In Biden and Harris, the Democrats signal the "return to normalcy" not primarily by any policy proposal, but by re-instituting the Clintonian rhetorical frame. Biden is a decades-long inhabitant of the focus-group fog. "We need to grow an economy that works for working families," Biden duly intones on a recent ad, condemning unemployed families, unworkable families, broken families: the phrase was actually part of Bill Clinton's racial signaling. It could’ve been spoken by any Democratic candidate for governor, Congress, or president at any moment in the last 30 years, since Bill's writers or software composed it. Nancy Pelosi said it 20 times today in interviews, as she did in '98. If there’s any emotion in Biden's voice, any personal presence within the words, it’s obviously simulated.

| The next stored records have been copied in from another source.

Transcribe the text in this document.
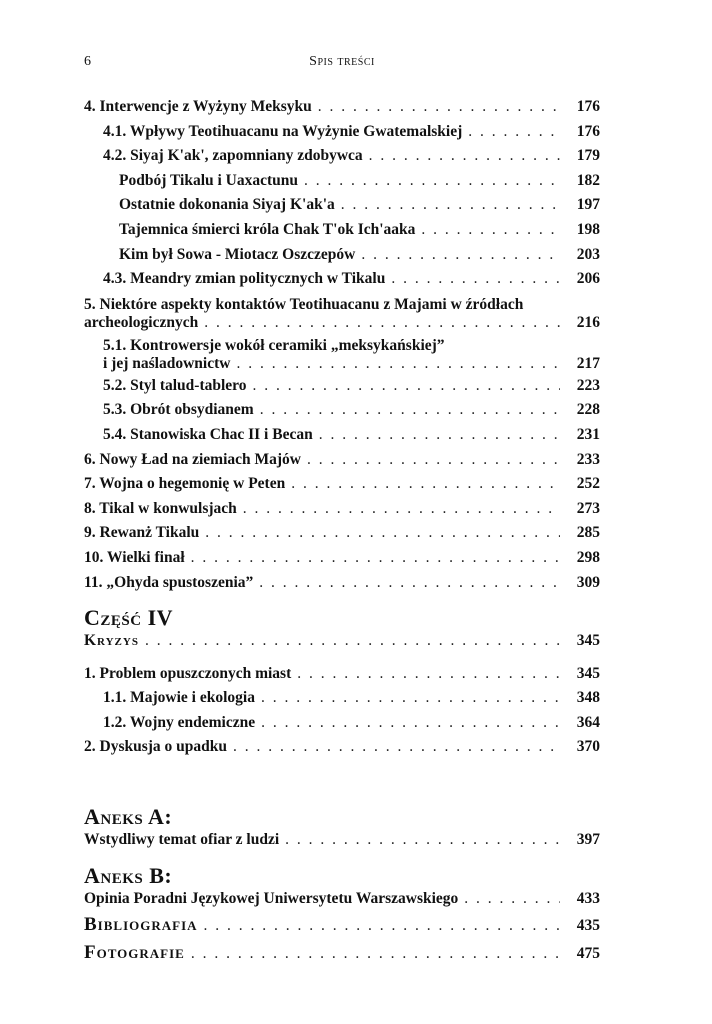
6	Spis treści
4. Interwencje z Wyżyny Meksyku . . .	176
4.1. Wpływy Teotihuacanu na Wyżynie Gwatemalskiej . . .	176
4.2. Siyaj K'ak', zapomniany zdobywca . . .	179
Podbój Tikalu i Uaxactunu . . .	182
Ostatnie dokonania Siyaj K'ak'a . . .	197
Tajemnica śmierci króla Chak T'ok Ich'aaka . . .	198
Kim był Sowa - Miotacz Oszczepów . . .	203
4.3. Meandry zmian politycznych w Tikalu . . .	206
5. Niektóre aspekty kontaktów Teotihuacanu z Majami w źródłach
archeologicznych . . .	216
5.1. Kontrowersje wokół ceramiki „meksykańskiej”
i jej naśladownictw . . .	217
5.2. Styl talud-tablero . . .	223
5.3. Obrót obsydianem . . .	228
5.4. Stanowiska Chac II i Becan . . .	231
6. Nowy Ład na ziemiach Majów . . .	233
7. Wojna o hegemonię w Peten . . .	252
8. Tikal w konwulsjach . . .	273
9. Rewanż Tikalu . . .	285
10. Wielki finał . . .	298
11. „Ohyda spustoszenia” . . .	309
Część IV
Kryzys . . .	345
1. Problem opuszczonych miast . . .	345
1.1. Majowie i ekologia . . .	348
1.2. Wojny endemiczne . . .	364
2. Dyskusja o upadku . . .	370
Aneks A:
Wstydliwy temat ofiar z ludzi . . .	397
Aneks B:
Opinia Poradni Językowej Uniwersytetu Warszawskiego . . .	433
Bibliografia . . .	435
Fotografie . . .	475
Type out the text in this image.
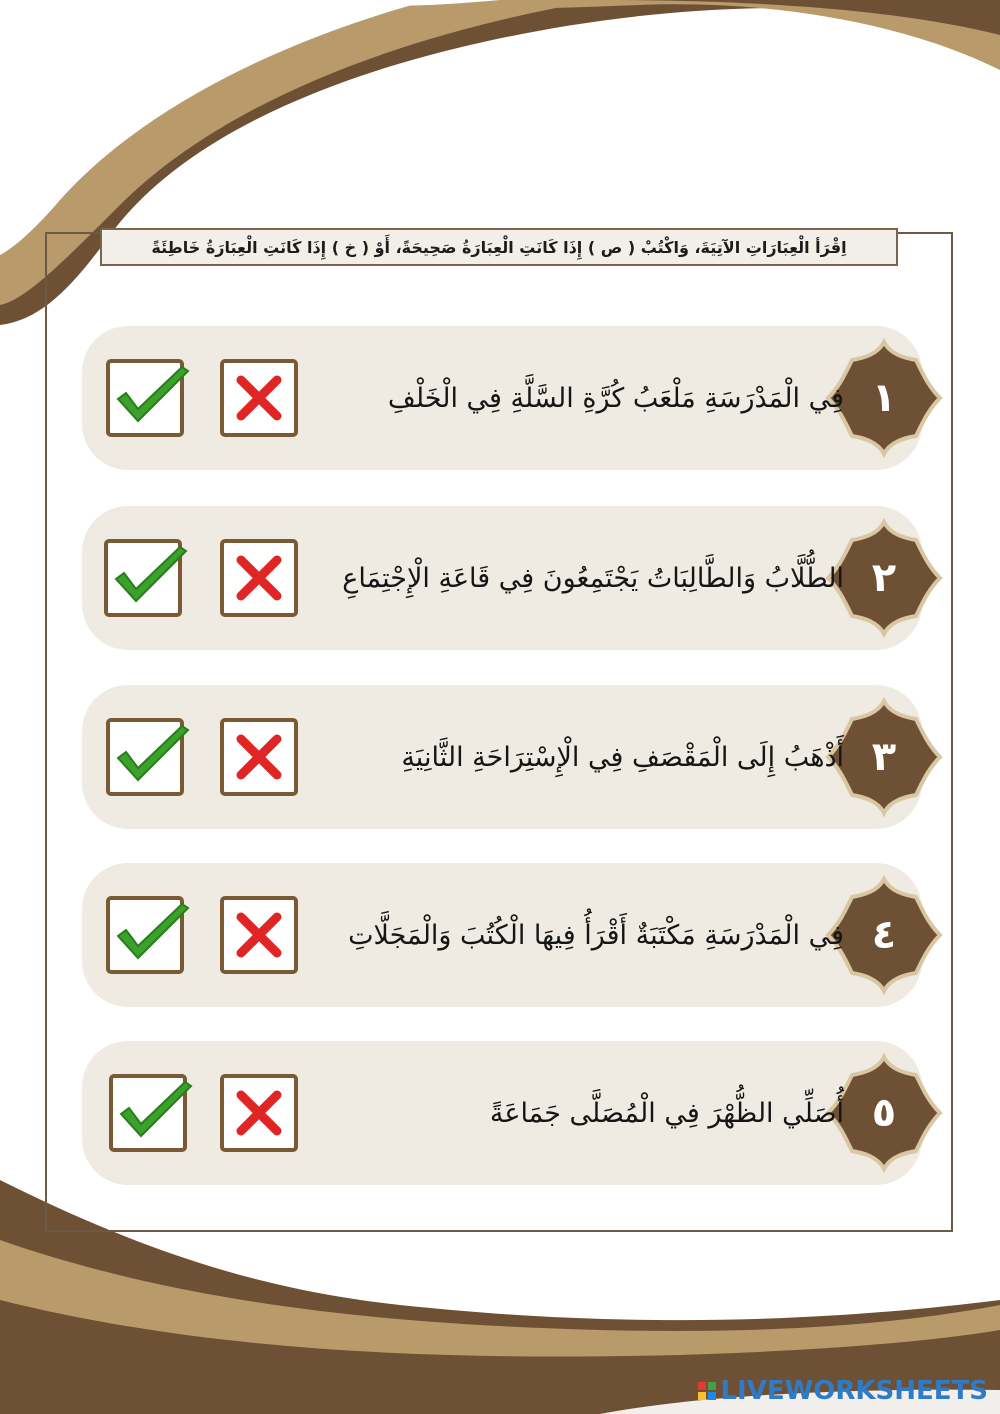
اِقْرَأ الْعِبَارَاتِ الآتِيَةَ، وَاكْتُبْ ( ص ) إِذَا كَانَتِ الْعِبَارَةُ صَحِيحَةً، أَوْ ( خ ) إِذَا كَانَتِ الْعِبَارَةُ خَاطِئَةً
١
فِي الْمَدْرَسَةِ مَلْعَبُ كُرَّةِ السَّلَّةِ فِي الْخَلْفِ
٢
الطُّلَّابُ وَالطَّالِبَاتُ يَجْتَمِعُونَ فِي قَاعَةِ الْإِجْتِمَاعِ
٣
أَذْهَبُ إِلَى الْمَقْصَفِ فِي الْإِسْتِرَاحَةِ الثَّانِيَةِ
٤
فِي الْمَدْرَسَةِ مَكْتَبَةٌ أَقْرَأُ فِيهَا الْكُتُبَ وَالْمَجَلَّاتِ
٥
أُصَلِّي الظُّهْرَ فِي الْمُصَلَّى جَمَاعَةً
LIVEWORKSHEETS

Kamala Harris is a somewhat late-blooming proponent of the classical approach. Maybe there's a distinctive individual person underneath the various collective identities she represents and the clouds of "mere rhetoric" she emits. Introducing herself as Biden's running mate in their joint appearance last week, she gave us this: "I’ll admit over the past four years, there have been moments when I have truly worried about our future. But whenever I think that there is a reason for doubt, whenever I’ve had my own doubts, I think of you, the American people, the doctors and nurses and frontline workers who are risking your lives to save others, the truck drivers and the workers in grocery stores, in factories, in farms, working there," and so on.

This is a beautiful example of the style. It purports to express a personal experience of pain and sadness: Kamala has been "truly worried" and trying to fend off despair ("as have so many of us in these difficult times," I'd add if I were on CNN). But it can't possibly express a personal experience. I dare you to try it, really: feel better by thinking of you (or me, or us), the American people. People sometimes object to the phrase "mere rhetoric." Words have power, after all. But that’s flaccid, meaningless, pandering bullshit. Also, it's the sort of false and self-serving self-presentation that made Trump so refreshing in the first place.

In a review of Harris' "autobiography" The Truths We Hold: An American Journey, Washington Post critic Carlos Lozada points out that "even its title and subtitle are a generic combo of American civics and political-speak." Frank Bruni was thrilled about all the racial/gender “firsts” until he clicked on a video and was reminded how Harris talks, pseudo-inspiringly, without being personally present in her words. But there's a harmlessness to the Kamala style of hyper-familiar jive; it portends emptiness, not disaster, and Trump is making a return to emptiness look better and better. Admittedly, listening to Biden and Harris feels a lot like drinking bleach. But it's definitely less harmful.